Pada akhirnya, nilai prognostik dari aktivitas jantung embrio menurun seiring dengan bertambahnya usia
maternal; sebaliknya risiko keguguran berikutnya menurun (kurang dari 5%) pada wanita usia 35 tahun
ke bawah, dan 2 sampai 3 kali lebih tinggi (hampir 10%) pada wanita usia 36-39 tahun, dan meningkat 3
kali lipat (29%) pada wanita usia 40 tahan ke atas.

Faktor Genetik

Hampir seluruh abortus spontan merupakan akibat dari abnormalitas kromosom pada embrio atau
janin. Beberapa studi pada kasus abortus dengan jumlah yang banyak menunjukkan bahwa pada hampir
50% keguguran di trimester pertama, 30% trimester kedua, dan pada 3% KJDR merupakan abnormalitas
kromosom.

Secara umum, trisomi autosomal meruoakan abnormalitas atau kelainan yang paling sering dijumpai
(biasanya melibatkan kromosom 13-16, 21, atau 22), diikuti oleh monosomi X (45,X) dan poliploidi. Di
antara wanita dengan riwayat abortus berulang, abortus dengan kromosom normal (euploid) lebih
sering dijumpai, khususnya pada wanita usia 35 tahun ke bawah. Distribusi abnormalitas kromosom
yang diteliti pada wanita dengan abortus berulang sebaliknya tida memiliki perbedaan dengan yang
terlihat pada populasi umum jika dikasifikasikan berdasarkan usia maternal ataupun usia gestasional.
Kecenderungan abortus euploid meningkat sebanding dengan jumlah keguguran sebelumnya dan
setelah abortus sebelumnya memiliki kariotipe yang normal.
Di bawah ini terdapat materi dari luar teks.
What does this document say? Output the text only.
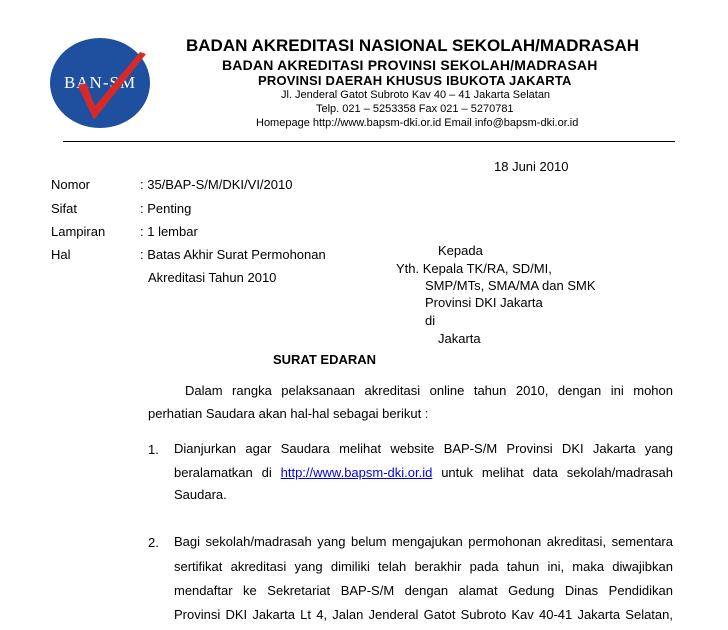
BAN-SM
BADAN AKREDITASI NASIONAL SEKOLAH/MADRASAH
BADAN AKREDITASI PROVINSI SEKOLAH/MADRASAH
PROVINSI DAERAH KHUSUS IBUKOTA JAKARTA
Jl. Jenderal Gatot Subroto Kav 40 – 41 Jakarta Selatan
Telp. 021 – 5253358 Fax 021 – 5270781
Homepage http://www.bapsm-dki.or.id Email info@bapsm-dki.or.id
18 Juni 2010
Nomor	: 35/BAP-S/M/DKI/VI/2010
Sifat	: Penting
Lampiran	: 1 lembar
Hal	: Batas Akhir Surat Permohonan
Akreditasi Tahun 2010
Kepada
Yth. Kepala TK/RA, SD/MI,
SMP/MTs, SMA/MA dan SMK
Provinsi DKI Jakarta
di
Jakarta
SURAT EDARAN
Dalam rangka pelaksanaan akreditasi online tahun 2010, dengan ini mohon
perhatian Saudara akan hal-hal sebagai berikut :
1. Dianjurkan agar Saudara melihat website BAP-S/M Provinsi DKI Jakarta yang
beralamatkan di http://www.bapsm-dki.or.id untuk melihat data sekolah/madrasah
Saudara.
2. Bagi sekolah/madrasah yang belum mengajukan permohonan akreditasi, sementara
sertifikat akreditasi yang dimiliki telah berakhir pada tahun ini, maka diwajibkan
mendaftar ke Sekretariat BAP-S/M dengan alamat Gedung Dinas Pendidikan
Provinsi DKI Jakarta Lt 4, Jalan Jenderal Gatot Subroto Kav 40-41 Jakarta Selatan,
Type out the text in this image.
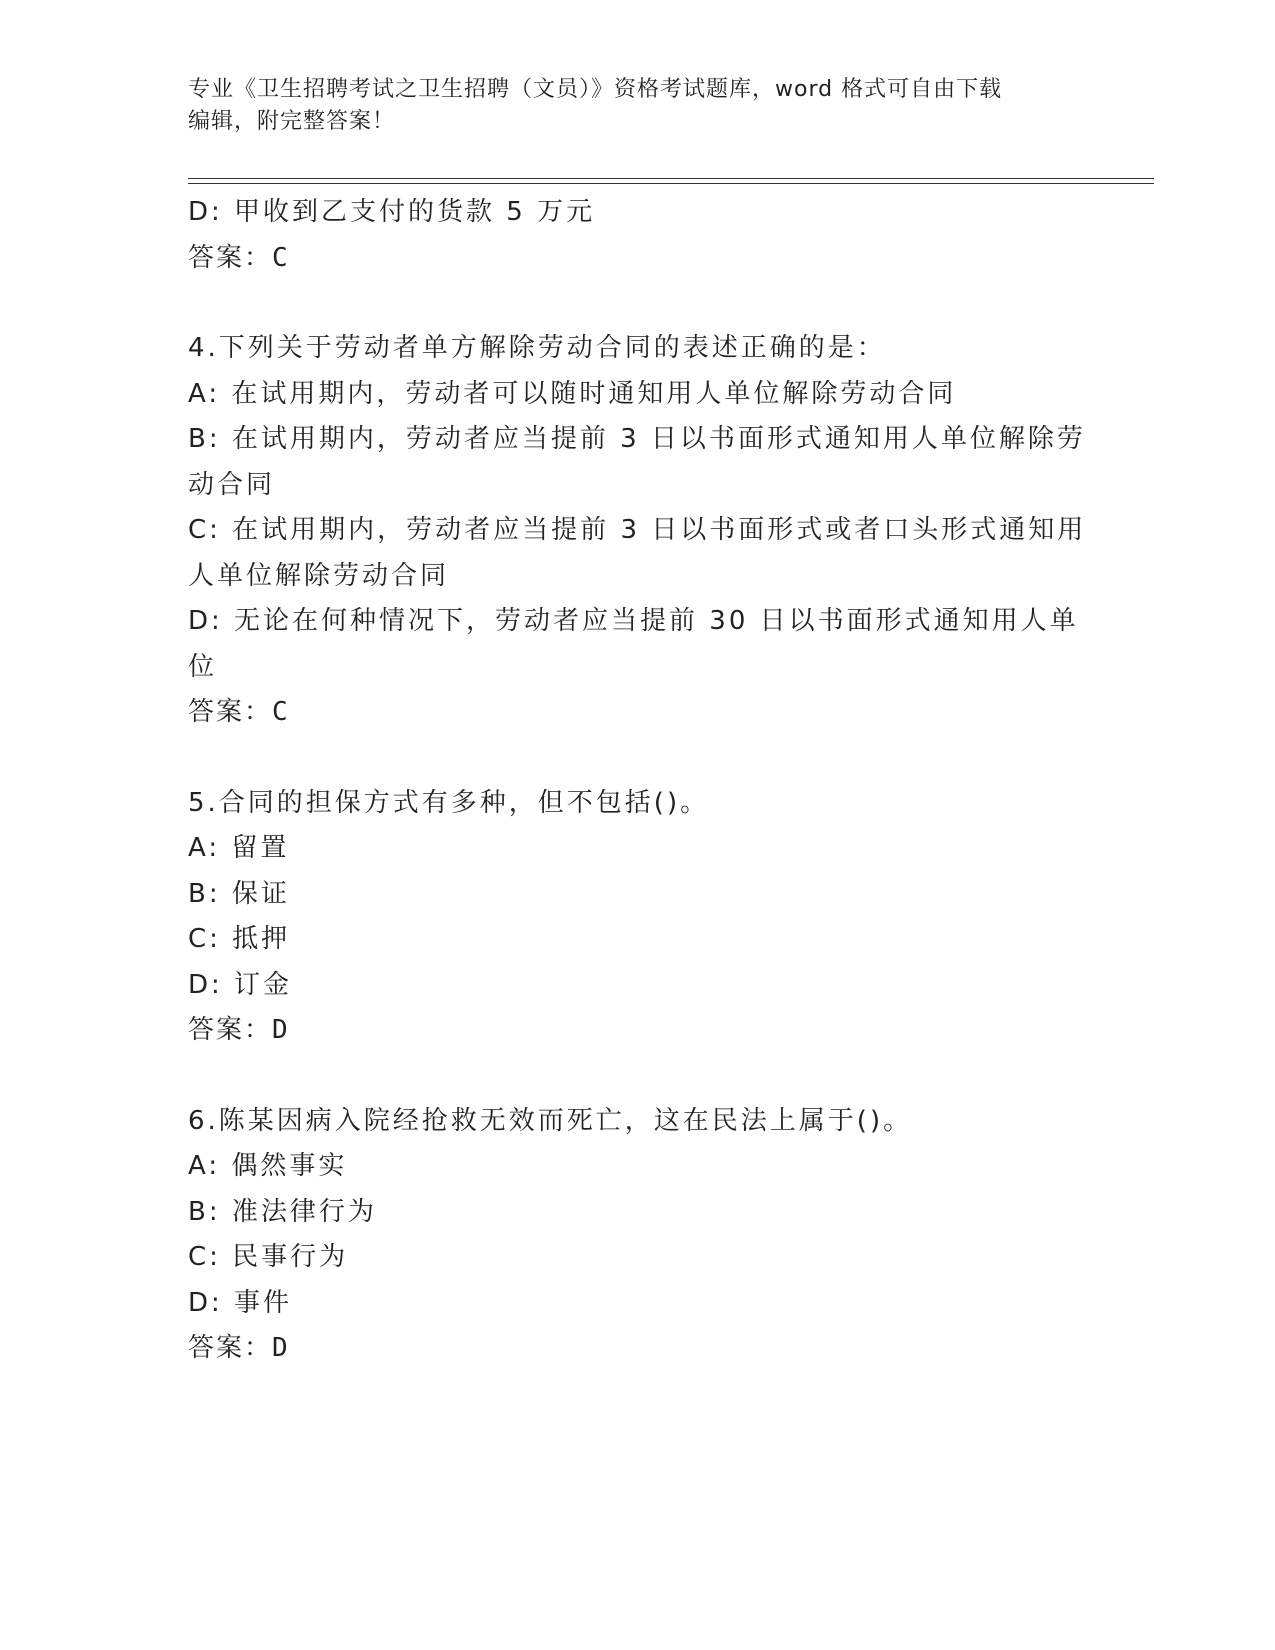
专业《卫生招聘考试之卫生招聘（文员）》资格考试题库，word 格式可自由下载
编辑，附完整答案！
D: 甲收到乙支付的货款 5 万元
答案：C
4.下列关于劳动者单方解除劳动合同的表述正确的是：
A: 在试用期内，劳动者可以随时通知用人单位解除劳动合同
B: 在试用期内，劳动者应当提前 3 日以书面形式通知用人单位解除劳
动合同
C: 在试用期内，劳动者应当提前 3 日以书面形式或者口头形式通知用
人单位解除劳动合同
D: 无论在何种情况下，劳动者应当提前 30 日以书面形式通知用人单
位
答案：C
5.合同的担保方式有多种，但不包括()。
A: 留置
B: 保证
C: 抵押
D: 订金
答案：D
6.陈某因病入院经抢救无效而死亡，这在民法上属于()。
A: 偶然事实
B: 准法律行为
C: 民事行为
D: 事件
答案：D
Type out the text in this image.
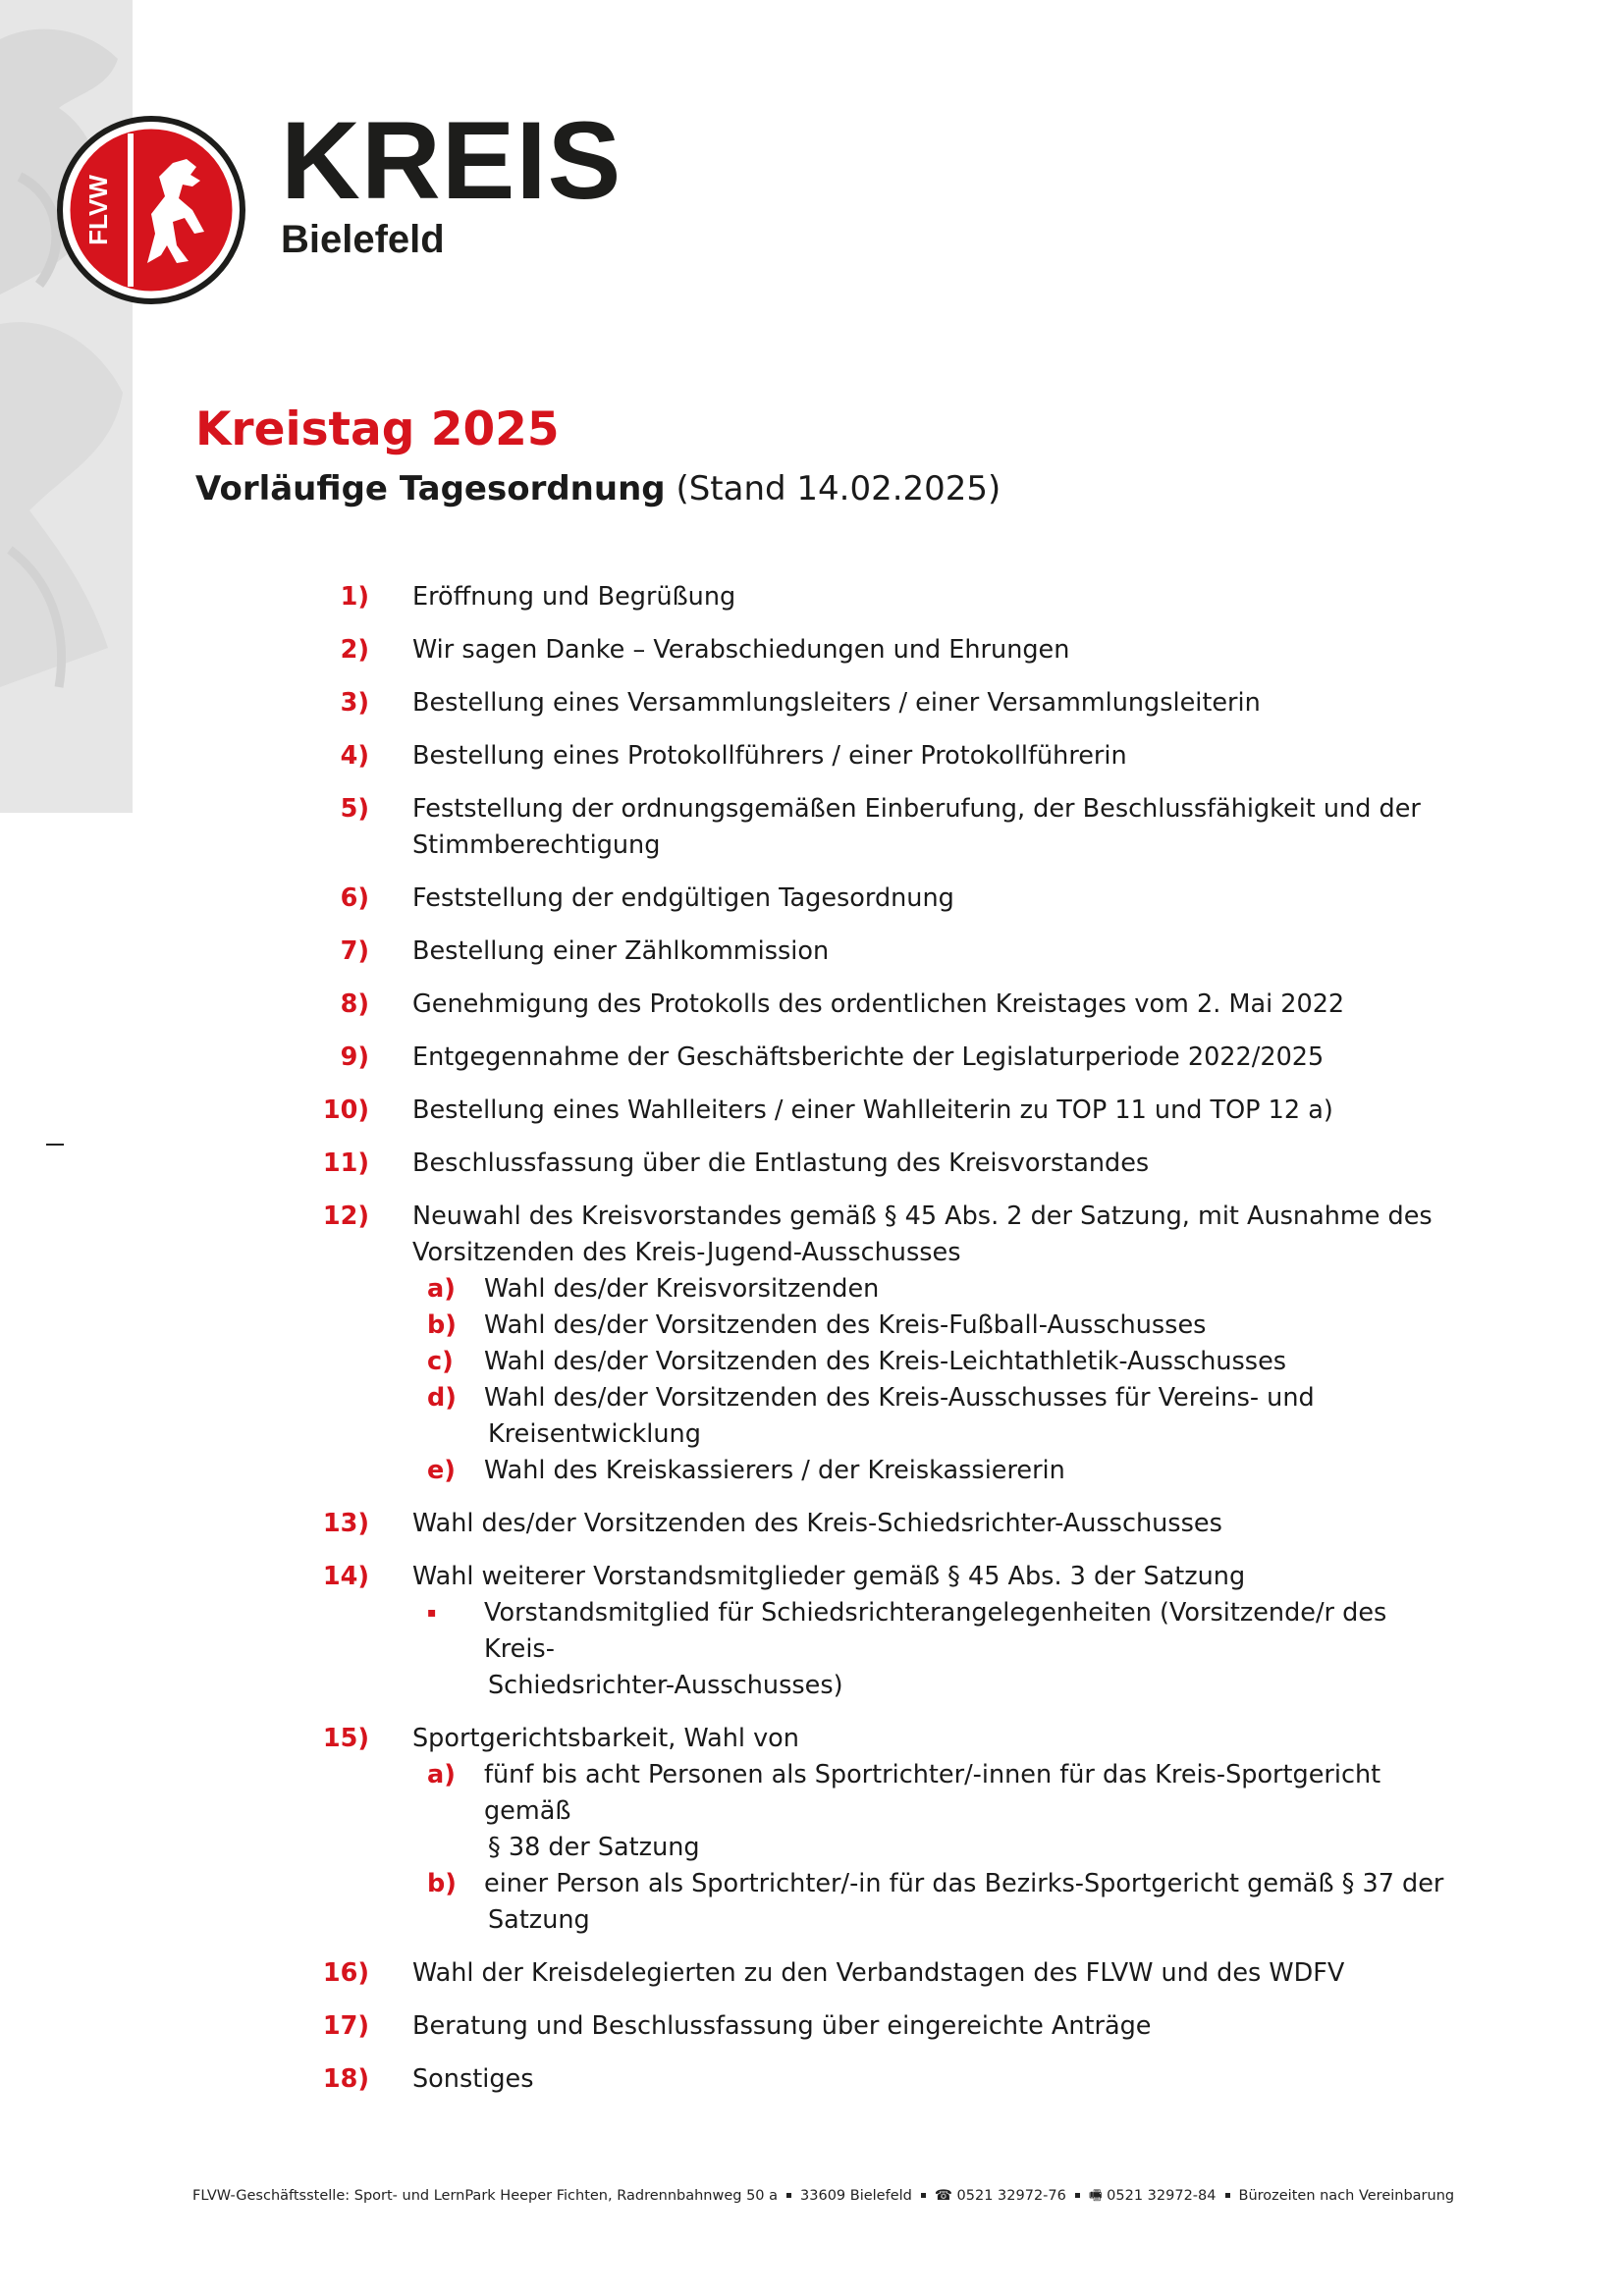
FLVW KREIS
Bielefeld
Kreistag 2025
Vorläufige Tagesordnung (Stand 14.02.2025)
1) Eröffnung und Begrüßung
2) Wir sagen Danke – Verabschiedungen und Ehrungen
3) Bestellung eines Versammlungsleiters / einer Versammlungsleiterin
4) Bestellung eines Protokollführers / einer Protokollführerin
5) Feststellung der ordnungsgemäßen Einberufung, der Beschlussfähigkeit und der Stimmberechtigung
6) Feststellung der endgültigen Tagesordnung
7) Bestellung einer Zählkommission
8) Genehmigung des Protokolls des ordentlichen Kreistages vom 2. Mai 2022
9) Entgegennahme der Geschäftsberichte der Legislaturperiode 2022/2025
10) Bestellung eines Wahlleiters / einer Wahlleiterin zu TOP 11 und TOP 12 a)
11) Beschlussfassung über die Entlastung des Kreisvorstandes
12) Neuwahl des Kreisvorstandes gemäß § 45 Abs. 2 der Satzung, mit Ausnahme des Vorsitzenden des Kreis-Jugend-Ausschusses
a)	Wahl des/der Kreisvorsitzenden
b)	Wahl des/der Vorsitzenden des Kreis-Fußball-Ausschusses
c)	Wahl des/der Vorsitzenden des Kreis-Leichtathletik-Ausschusses
d)	Wahl des/der Vorsitzenden des Kreis-Ausschusses für Vereins- und
Kreisentwicklung
e)	Wahl des Kreiskassierers / der Kreiskassiererin
13) Wahl des/der Vorsitzenden des Kreis-Schiedsrichter-Ausschusses
14) Wahl weiterer Vorstandsmitglieder gemäß § 45 Abs. 3 der Satzung
▪	Vorstandsmitglied für Schiedsrichterangelegenheiten (Vorsitzende/r des Kreis-
Schiedsrichter-Ausschusses)
15) Sportgerichtsbarkeit, Wahl von
a)	fünf bis acht Personen als Sportrichter/-innen für das Kreis-Sportgericht gemäß
§ 38 der Satzung
b)	einer Person als Sportrichter/-in für das Bezirks-Sportgericht gemäß § 37 der
Satzung
16) Wahl der Kreisdelegierten zu den Verbandstagen des FLVW und des WDFV
17) Beratung und Beschlussfassung über eingereichte Anträge
18) Sonstiges
FLVW-Geschäftsstelle: Sport- und LernPark Heeper Fichten, Radrennbahnweg 50 a 33609 Bielefeld ☎ 0521 32972-76 🖷 0521 32972-84 Bürozeiten nach Vereinbarung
Abnormalitas Kromosom Kongenital


Mayoritas hasil konsepsi dengan kromosom abnormal merupakan peluang dari bertemunya 1 gamet
normal dan 1 gamet aneuploid atau dari nondisjunction selama perkembangan awal embrio. Namun, 4-
8% pasangan dengan abortus berulang, seseorang atau pasangannya harbor abnormalitas kromosom
yang ditandai meningkatkan kemungkinan konspesi dengan ketidakseimbangan kromosom.